# Ft. Pickens Pier 4-19-2014



## Gulflady (Jun 19, 2010)

Happy Easter Everyone!

Yesterday, after slowly inching through the flooded Ft. Pickens road and enduring the 20 mph speed limit for the nesting birds, we finally arrived at the pier around 515am. The brutal north wind had the pier clear of anyone else and the water is still muddy (brackish looking), so we tried every spot. My niece deciding it was way too cold and that we were crazy went back to my suv and napped/ate/played on her cell phone. We caught a baby stingray and a sand perch on fresh dead shrimp (some were alive when we bought them) and nothing touched the fiddler crabs. We did see 4 sheepshead brought in, so they do exist! Around 10am the pier was elbow to elbow so we moved down to the rocks next to the new ferry dock with no success.

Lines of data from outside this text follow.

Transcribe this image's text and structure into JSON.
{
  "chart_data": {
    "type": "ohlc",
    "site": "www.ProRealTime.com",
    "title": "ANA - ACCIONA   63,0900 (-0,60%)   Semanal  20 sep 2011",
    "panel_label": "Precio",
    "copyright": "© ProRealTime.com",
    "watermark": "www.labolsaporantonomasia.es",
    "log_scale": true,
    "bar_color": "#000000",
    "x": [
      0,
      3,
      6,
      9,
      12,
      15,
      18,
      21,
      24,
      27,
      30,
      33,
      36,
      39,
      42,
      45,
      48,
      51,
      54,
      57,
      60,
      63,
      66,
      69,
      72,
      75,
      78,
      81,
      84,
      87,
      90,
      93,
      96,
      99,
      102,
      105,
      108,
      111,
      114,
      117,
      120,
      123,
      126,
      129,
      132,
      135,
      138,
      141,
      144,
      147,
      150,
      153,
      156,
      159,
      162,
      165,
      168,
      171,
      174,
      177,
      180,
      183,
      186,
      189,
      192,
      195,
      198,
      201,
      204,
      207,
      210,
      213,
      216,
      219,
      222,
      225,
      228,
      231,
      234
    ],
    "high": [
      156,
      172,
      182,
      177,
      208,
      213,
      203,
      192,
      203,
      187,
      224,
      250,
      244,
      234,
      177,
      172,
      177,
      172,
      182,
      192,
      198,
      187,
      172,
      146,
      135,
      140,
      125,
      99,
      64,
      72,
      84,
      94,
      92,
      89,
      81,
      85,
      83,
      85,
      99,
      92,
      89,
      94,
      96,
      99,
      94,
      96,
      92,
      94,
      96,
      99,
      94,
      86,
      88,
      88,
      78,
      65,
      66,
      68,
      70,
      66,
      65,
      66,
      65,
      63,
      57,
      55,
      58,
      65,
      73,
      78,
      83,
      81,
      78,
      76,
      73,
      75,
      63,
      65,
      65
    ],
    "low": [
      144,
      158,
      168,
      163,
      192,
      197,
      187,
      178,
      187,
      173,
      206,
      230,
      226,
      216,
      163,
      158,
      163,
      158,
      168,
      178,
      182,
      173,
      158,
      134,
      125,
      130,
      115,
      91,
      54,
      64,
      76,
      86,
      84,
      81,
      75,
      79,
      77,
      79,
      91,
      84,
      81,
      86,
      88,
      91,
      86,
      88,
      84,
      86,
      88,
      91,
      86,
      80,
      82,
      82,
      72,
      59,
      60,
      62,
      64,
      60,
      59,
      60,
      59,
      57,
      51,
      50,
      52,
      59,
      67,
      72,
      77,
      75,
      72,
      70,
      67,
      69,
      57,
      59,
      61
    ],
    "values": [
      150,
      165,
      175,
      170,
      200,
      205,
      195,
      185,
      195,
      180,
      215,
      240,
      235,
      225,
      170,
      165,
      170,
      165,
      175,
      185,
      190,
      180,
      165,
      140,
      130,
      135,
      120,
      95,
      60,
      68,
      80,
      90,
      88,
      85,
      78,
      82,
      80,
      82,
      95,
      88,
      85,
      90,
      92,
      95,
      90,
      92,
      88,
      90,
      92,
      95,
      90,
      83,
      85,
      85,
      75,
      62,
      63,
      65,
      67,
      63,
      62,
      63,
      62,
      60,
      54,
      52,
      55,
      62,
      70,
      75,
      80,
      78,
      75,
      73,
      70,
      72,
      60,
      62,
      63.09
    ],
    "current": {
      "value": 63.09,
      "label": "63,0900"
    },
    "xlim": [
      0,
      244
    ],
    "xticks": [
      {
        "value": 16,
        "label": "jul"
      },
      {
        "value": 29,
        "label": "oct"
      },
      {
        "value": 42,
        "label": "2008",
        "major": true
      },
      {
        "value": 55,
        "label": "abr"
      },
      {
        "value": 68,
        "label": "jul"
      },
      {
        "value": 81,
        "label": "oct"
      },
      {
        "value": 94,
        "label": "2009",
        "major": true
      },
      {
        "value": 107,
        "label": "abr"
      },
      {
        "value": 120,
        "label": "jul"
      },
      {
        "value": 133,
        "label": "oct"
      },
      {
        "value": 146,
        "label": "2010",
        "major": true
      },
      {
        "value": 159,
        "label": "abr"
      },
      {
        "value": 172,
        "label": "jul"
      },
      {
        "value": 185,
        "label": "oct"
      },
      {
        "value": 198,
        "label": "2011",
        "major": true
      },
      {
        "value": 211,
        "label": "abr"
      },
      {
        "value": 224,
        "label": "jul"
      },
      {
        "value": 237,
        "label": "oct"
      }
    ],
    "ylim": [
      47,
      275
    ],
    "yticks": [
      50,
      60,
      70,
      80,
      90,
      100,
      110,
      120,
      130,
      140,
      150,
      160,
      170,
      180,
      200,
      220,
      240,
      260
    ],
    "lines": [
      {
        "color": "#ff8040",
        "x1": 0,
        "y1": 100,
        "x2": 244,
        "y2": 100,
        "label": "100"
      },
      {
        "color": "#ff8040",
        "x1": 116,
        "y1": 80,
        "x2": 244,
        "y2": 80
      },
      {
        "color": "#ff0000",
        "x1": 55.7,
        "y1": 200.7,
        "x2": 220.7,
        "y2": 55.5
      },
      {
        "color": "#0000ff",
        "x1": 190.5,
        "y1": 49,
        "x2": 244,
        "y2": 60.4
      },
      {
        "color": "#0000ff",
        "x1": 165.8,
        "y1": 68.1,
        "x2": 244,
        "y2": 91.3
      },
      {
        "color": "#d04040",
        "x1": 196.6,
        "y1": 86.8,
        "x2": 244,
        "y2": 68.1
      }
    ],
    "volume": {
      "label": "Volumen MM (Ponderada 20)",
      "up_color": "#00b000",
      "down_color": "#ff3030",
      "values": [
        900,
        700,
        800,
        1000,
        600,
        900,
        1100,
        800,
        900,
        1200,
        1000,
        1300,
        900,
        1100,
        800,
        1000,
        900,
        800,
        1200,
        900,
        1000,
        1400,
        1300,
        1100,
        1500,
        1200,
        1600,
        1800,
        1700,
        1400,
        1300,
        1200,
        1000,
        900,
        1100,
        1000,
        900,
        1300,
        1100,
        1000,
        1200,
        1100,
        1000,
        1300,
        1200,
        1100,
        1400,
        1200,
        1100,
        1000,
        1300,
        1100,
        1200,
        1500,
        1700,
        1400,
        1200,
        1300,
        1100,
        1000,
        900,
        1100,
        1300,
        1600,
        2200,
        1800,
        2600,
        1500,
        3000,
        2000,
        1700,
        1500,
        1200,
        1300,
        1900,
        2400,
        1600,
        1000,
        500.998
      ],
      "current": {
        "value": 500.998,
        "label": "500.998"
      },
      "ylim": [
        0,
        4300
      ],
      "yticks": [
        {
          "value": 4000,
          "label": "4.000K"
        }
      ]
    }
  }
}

We stopped at the 2nd parking lot on our way out and were able to find a spot amongst the others. It was so pretty with the sun out but still a strong north wind, the water was crystal clear with a few scattered cloudy/muddy spots. Alas, we had no sand fleas but put our lines out anyway and no takers. Didn't see anyone else there catching anything either so we packed it in around 1215pm. On our way out the road was still flooded and the first parking lot completely covered in water but about 4 vehicles were there.


----------



## Fielro (Jun 4, 2012)

It was a brutal day for sure


----------



## WhyMe (Apr 21, 2013)

Nice report. Sorry for the bad luck.
WhyMe 
Mako My Dayo


----------



## NoMoSurf (Oct 2, 2007)

We fished the dog beach out that way on Sat morning/afternoon. My wife caught a NICE stud Pomp. Her first. I caught nothing. Some folks about 25 yards from us cuaght an undersized pomp and let it go. I didn't see anyone else catch anything.


----------